Gangs of Wasseypur
Parmi les expériences extrêmes de mon séjour à Cannes en 2012 (voir 5 films dans une journée, assister à la projection du dernier Miike de 0h30 à 3h du matin, voir des films à 8h30, aller au Cinéma de la Plage les doigts de pied dans le sable), les 6h de projection - avec entracte - du film indien Gangs of Wasseypur tient une place de choix.
Dans la file d’attente de la Quinzaine, je regarde avec circonspection mes coreligionnaires : ces gens sont-ils donc tous fous pour s’enfermer toute une après-midi au sous-sol de l’hôtel Mariott à regarder une sorte de Parrain indien, dont on ne sait rien ? Il semble bien que oui, même si ma voisine de file d’attente, une sympathique dame cannoise (c’est la première autochtone que je rencontre …) m’informe de sa stratégie : regarder la première partie de 2h40 le jour même, puis la seconde partie de 2h40 deux jours plus tard.
Toujours durant l’attente, l’équipe du film nous distribue de jolis foulards indiens rouges, frappés au titre du film, ainsi qu’un arbre généalogique des personnages, sur une feuille A4 photocopiée. Damned, ce volumineux éventail de plusieurs dizaines de personnages représentant 4 générations nous inquiète plus qu’il ne nous rassure.

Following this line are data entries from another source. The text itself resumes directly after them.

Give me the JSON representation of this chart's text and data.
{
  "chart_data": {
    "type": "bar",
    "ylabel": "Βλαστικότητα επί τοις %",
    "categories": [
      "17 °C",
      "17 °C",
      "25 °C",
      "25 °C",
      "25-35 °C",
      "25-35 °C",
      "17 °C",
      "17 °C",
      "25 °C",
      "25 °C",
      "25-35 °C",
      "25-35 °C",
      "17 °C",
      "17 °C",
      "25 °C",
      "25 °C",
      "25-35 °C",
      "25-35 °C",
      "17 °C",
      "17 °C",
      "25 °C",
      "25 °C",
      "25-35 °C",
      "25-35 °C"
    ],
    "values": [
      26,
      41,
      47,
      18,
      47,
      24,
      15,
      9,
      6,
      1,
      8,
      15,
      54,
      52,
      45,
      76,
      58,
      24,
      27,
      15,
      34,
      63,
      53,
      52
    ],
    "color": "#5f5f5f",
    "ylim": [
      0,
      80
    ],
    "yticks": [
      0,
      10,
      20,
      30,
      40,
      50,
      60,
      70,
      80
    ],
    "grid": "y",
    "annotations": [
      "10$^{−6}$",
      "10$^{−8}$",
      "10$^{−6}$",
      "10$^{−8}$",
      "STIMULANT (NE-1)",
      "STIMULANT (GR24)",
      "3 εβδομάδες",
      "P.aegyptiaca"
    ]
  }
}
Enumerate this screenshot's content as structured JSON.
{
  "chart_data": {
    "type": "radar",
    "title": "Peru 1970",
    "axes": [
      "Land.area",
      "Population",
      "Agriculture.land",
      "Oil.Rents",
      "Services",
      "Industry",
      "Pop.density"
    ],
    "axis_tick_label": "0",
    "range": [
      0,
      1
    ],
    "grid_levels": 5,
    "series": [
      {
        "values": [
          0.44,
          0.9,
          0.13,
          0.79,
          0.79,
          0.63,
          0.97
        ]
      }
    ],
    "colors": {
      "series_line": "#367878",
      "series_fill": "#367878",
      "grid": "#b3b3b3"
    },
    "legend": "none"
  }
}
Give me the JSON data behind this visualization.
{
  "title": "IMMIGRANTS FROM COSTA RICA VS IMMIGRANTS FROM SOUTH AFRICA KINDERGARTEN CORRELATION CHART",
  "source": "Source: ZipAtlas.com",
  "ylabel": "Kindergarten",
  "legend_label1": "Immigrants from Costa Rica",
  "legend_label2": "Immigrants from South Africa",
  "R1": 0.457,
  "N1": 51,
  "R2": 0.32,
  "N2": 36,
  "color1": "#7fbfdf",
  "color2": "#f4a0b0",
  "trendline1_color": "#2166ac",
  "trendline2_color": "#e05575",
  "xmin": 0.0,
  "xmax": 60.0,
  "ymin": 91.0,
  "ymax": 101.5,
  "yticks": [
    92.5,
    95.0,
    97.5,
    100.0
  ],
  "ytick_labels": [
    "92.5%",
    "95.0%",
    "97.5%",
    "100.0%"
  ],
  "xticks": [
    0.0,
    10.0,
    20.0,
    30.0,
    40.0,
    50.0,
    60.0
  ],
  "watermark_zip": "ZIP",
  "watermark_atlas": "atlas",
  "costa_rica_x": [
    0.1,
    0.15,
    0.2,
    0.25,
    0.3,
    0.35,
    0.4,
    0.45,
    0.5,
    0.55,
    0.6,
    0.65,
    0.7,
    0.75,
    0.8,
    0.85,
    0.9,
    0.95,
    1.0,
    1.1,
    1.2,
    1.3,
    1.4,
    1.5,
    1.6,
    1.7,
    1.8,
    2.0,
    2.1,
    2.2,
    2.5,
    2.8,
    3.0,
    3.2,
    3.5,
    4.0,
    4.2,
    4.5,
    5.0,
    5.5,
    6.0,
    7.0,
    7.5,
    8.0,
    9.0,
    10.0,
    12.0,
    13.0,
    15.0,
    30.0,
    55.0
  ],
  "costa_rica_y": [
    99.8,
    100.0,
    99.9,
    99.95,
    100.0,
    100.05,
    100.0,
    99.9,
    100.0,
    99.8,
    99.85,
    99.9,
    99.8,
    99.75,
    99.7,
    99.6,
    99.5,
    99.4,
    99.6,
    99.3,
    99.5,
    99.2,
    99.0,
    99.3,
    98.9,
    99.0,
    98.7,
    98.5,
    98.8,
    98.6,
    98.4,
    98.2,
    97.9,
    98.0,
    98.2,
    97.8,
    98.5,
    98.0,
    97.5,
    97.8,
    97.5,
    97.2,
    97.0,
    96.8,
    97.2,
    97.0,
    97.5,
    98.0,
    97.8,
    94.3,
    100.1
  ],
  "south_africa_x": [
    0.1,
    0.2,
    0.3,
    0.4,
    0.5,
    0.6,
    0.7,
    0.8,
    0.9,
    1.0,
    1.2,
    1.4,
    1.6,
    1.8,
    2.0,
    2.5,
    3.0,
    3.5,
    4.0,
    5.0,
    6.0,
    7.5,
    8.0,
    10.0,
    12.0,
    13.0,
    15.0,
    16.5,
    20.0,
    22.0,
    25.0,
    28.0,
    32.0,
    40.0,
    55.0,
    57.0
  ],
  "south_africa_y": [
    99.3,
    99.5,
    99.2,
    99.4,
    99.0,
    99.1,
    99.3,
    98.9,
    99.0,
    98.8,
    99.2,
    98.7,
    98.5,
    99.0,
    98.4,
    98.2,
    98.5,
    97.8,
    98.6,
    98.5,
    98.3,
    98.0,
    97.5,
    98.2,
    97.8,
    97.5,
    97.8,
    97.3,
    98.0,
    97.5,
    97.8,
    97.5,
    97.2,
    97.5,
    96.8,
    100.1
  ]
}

Dans la salle, l’équipe du film, également pléthorique, occupe plusieurs rangs. Ils rigolent tous, visiblement ravis d’être à Cannes, et les filles sont habillées comme des princesses indiennes.
La projection commence enfin, avec un premier plan d’une redoutable efficacité : une scène bollywoodienne, qui s’avère être un leurre, issue d’une télé qui est subitement mitraillée sauvagement. S’en suit l’assaut pétaradant d’un immeuble dans lequel un parrain a trouvé refuge.
Suit un long flash-back de plusieurs heures retraçant la guerre de deux clans pour le contrôle des activités criminelles dans une région de l’Inde. Tard dans le film, on revivra cette introduction sous un autre angle, filmée avec la même efficacité.
A l’image de cet élément de scénario, le film est rudement malin, par moment extrêmement attachant, même si sur une telle durée on ne peut nier quelques passages un peu plus faibles.
S’il ne comporte aucun élément chanté proprement dit, le film présente par moment quelques relents bollywoodiens (tous les grands évènements familiaux du type mariage ou funérailles sont accompagnés par un incroyable chanteur payé par la famille) qui donne au film un caractère vif, coloré et plaisant. Les personnages ne sont pas binaires, les gentils s’avérant parfois plutôt méchants, et réciproquement. Ils sont sacrément attachants et on suit les péripéties de ces familles avec plaisir, dans une ambiance de violence larvée qui n’est pas sans rappeler d’illustres modèles : Scorsese, Coppola et Sergio Leone en particulier.
La belle découverte d’un cinéma indien mainstream, ambitieux et grand public à la fois.